Germany Votes to Legalize Same-Sex Marriage on The Last Day Of Pride
Chancellor Merkel may have voted against it, but she still made it possible.
Today, on the last day of Pride Month, German lawmakers voted to legalize same-sex marriage, after Chancellor Angela Merkel suggested a free vote in parliament on Monday.
The bill passed with 393 votes for and 226 against, with four people abstaining.
This bill, once it is signed off on by the upper chamber and the country’s president, will allow same-sex couples in Germany to marry and adopt children together. Crowds celebrated outside the parliament building when it was announced that the bill was passed.
Following the vote, Merkel said that she had voted no on passing the bill as she believes that, as it pertains to the law, marriage is between a man and a woman.
"I hope that the vote today shows not only the mutual respect for different opinions but that this also leads to more peace and social cohesion as well," Merkel said.
Even before the vote, it was known that many Germans supported same-sex marriage.
According to a study by Germany's Federal Anti-Discrimination Agency, 83% of Germans were in favor of same-sex marriage last year. Another poll by YouGov indicated that 66% of Germans were in favor of same-sex marriage this past May.

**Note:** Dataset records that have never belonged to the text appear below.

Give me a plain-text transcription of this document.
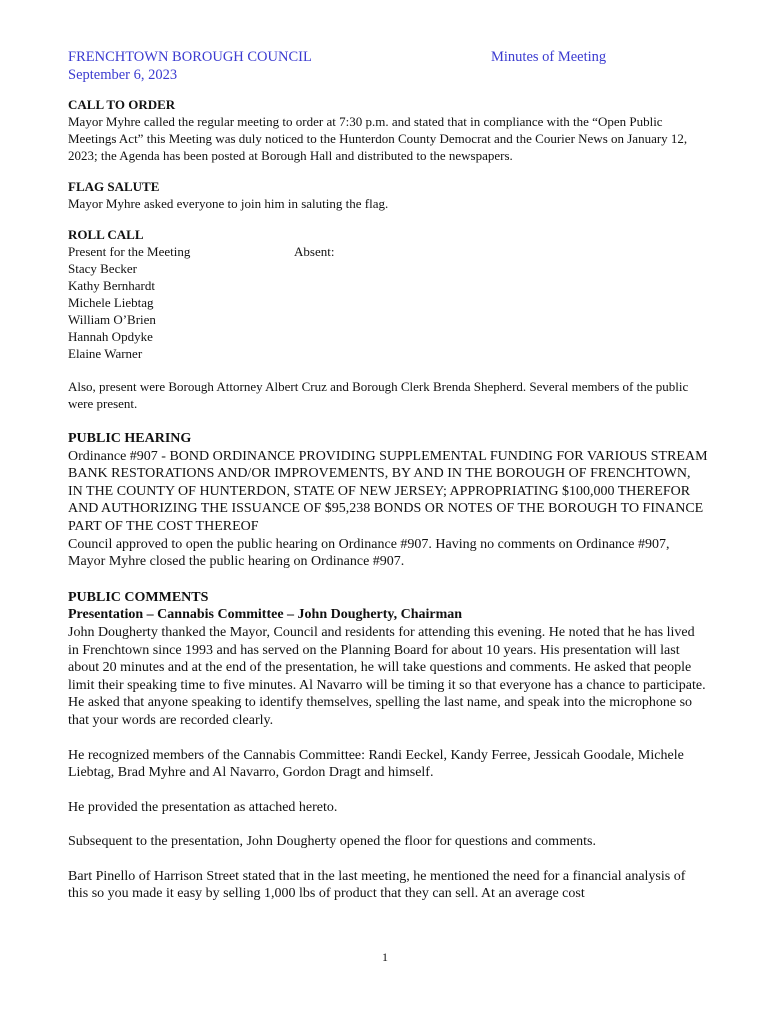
FRENCHTOWN BOROUGH COUNCIL	Minutes of Meeting
September 6, 2023

CALL TO ORDER

Mayor Myhre called the regular meeting to order at 7:30 p.m. and stated that in compliance with the “Open Public Meetings Act” this Meeting was duly noticed to the Hunterdon County Democrat and the Courier News on January 12, 2023; the Agenda has been posted at Borough Hall and distributed to the newspapers.

FLAG SALUTE

Mayor Myhre asked everyone to join him in saluting the flag.

ROLL CALL

Present for the Meeting

Stacy Becker

Kathy Bernhardt

Michele Liebtag

William O’Brien

Hannah Opdyke

Elaine Warner

Absent:

Also, present were Borough Attorney Albert Cruz and Borough Clerk Brenda Shepherd. Several members of the public were present.

PUBLIC HEARING

Ordinance #907 - BOND ORDINANCE PROVIDING SUPPLEMENTAL FUNDING FOR VARIOUS STREAM BANK RESTORATIONS AND/OR IMPROVEMENTS, BY AND IN THE BOROUGH OF FRENCHTOWN, IN THE COUNTY OF HUNTERDON, STATE OF NEW JERSEY; APPROPRIATING $100,000 THEREFOR AND AUTHORIZING THE ISSUANCE OF $95,238 BONDS OR NOTES OF THE BOROUGH TO FINANCE PART OF THE COST THEREOF

Council approved to open the public hearing on Ordinance #907. Having no comments on Ordinance #907, Mayor Myhre closed the public hearing on Ordinance #907.

PUBLIC COMMENTS

Presentation – Cannabis Committee – John Dougherty, Chairman

John Dougherty thanked the Mayor, Council and residents for attending this evening. He noted that he has lived in Frenchtown since 1993 and has served on the Planning Board for about 10 years. His presentation will last about 20 minutes and at the end of the presentation, he will take questions and comments. He asked that people limit their speaking time to five minutes. Al Navarro will be timing it so that everyone has a chance to participate. He asked that anyone speaking to identify themselves, spelling the last name, and speak into the microphone so that your words are recorded clearly.

He recognized members of the Cannabis Committee: Randi Eeckel, Kandy Ferree, Jessicah Goodale, Michele Liebtag, Brad Myhre and Al Navarro, Gordon Dragt and himself.

He provided the presentation as attached hereto.

Subsequent to the presentation, John Dougherty opened the floor for questions and comments.

Bart Pinello of Harrison Street stated that in the last meeting, he mentioned the need for a financial analysis of this so you made it easy by selling 1,000 lbs of product that they can sell. At an average cost

1
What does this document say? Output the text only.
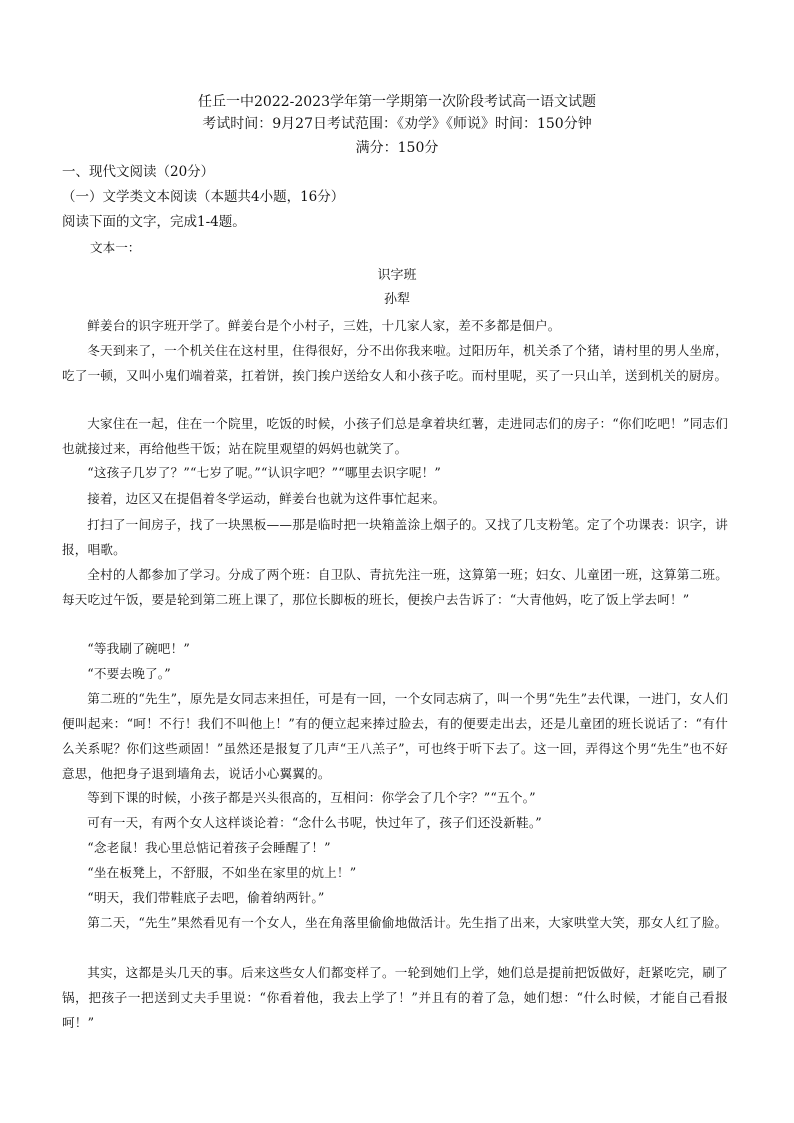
任丘一中2022-2023学年第一学期第一次阶段考试高一语文试题
考试时间：9月27日考试范围：《劝学》《师说》时间：150分钟
满分：150分
一、现代文阅读（20分）
（一）文学类文本阅读（本题共4小题，16分）
阅读下面的文字，完成1-4题。
文本一：
识字班
孙犁
鲜姜台的识字班开学了。鲜姜台是个小村子，三姓，十几家人家，差不多都是佃户。
冬天到来了，一个机关住在这村里，住得很好，分不出你我来啦。过阳历年，机关杀了个猪，请村里的男人坐席，吃了一顿，又叫小鬼们端着菜，扛着饼，挨门挨户送给女人和小孩子吃。而村里呢，买了一只山羊，送到机关的厨房。
大家住在一起，住在一个院里，吃饭的时候，小孩子们总是拿着块红薯，走进同志们的房子：“你们吃吧！”同志们也就接过来，再给他些干饭；站在院里观望的妈妈也就笑了。
“这孩子几岁了？”“七岁了呢。”“认识字吧？”“哪里去识字呢！”
接着，边区又在提倡着冬学运动，鲜姜台也就为这件事忙起来。
打扫了一间房子，找了一块黑板——那是临时把一块箱盖涂上烟子的。又找了几支粉笔。定了个功课表：识字，讲报，唱歌。
全村的人都参加了学习。分成了两个班：自卫队、青抗先注一班，这算第一班；妇女、儿童团一班，这算第二班。每天吃过午饭，要是轮到第二班上课了，那位长脚板的班长，便挨户去告诉了：“大青他妈，吃了饭上学去呵！”
“等我刷了碗吧！”
“不要去晚了。”
第二班的“先生”，原先是女同志来担任，可是有一回，一个女同志病了，叫一个男“先生”去代课，一进门，女人们便叫起来：“呵！不行！我们不叫他上！”有的便立起来捧过脸去，有的便要走出去，还是儿童团的班长说话了：“有什么关系呢？你们这些顽固！”虽然还是报复了几声“王八羔子”，可也终于听下去了。这一回，弄得这个男“先生”也不好意思，他把身子退到墙角去，说话小心翼翼的。
等到下课的时候，小孩子都是兴头很高的，互相问：你学会了几个字？”“五个。”
可有一天，有两个女人这样谈论着：“念什么书呢，快过年了，孩子们还没新鞋。”
“念老鼠！我心里总惦记着孩子会睡醒了！”
“坐在板凳上，不舒服，不如坐在家里的炕上！”
“明天，我们带鞋底子去吧，偷着纳两针。”
第二天，“先生”果然看见有一个女人，坐在角落里偷偷地做活计。先生指了出来，大家哄堂大笑，那女人红了脸。
其实，这都是头几天的事。后来这些女人们都变样了。一轮到她们上学，她们总是提前把饭做好，赶紧吃完，刷了锅，把孩子一把送到丈夫手里说：“你看着他，我去上学了！”并且有的着了急，她们想：“什么时候，才能自己看报呵！”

Even though Merkel voted against legalizing same-sex marriage, she is still the reason the law will be passed. Some argue that her vote against will work to secure conservative votes in the upcoming election, while the open vote on the issue will appeal to the more liberal demographic.
Regardless of political motives though, today marks a historic day for the LGBTQ community in Germany. The country will join more than 20 countries that have legalized same-sex marriage.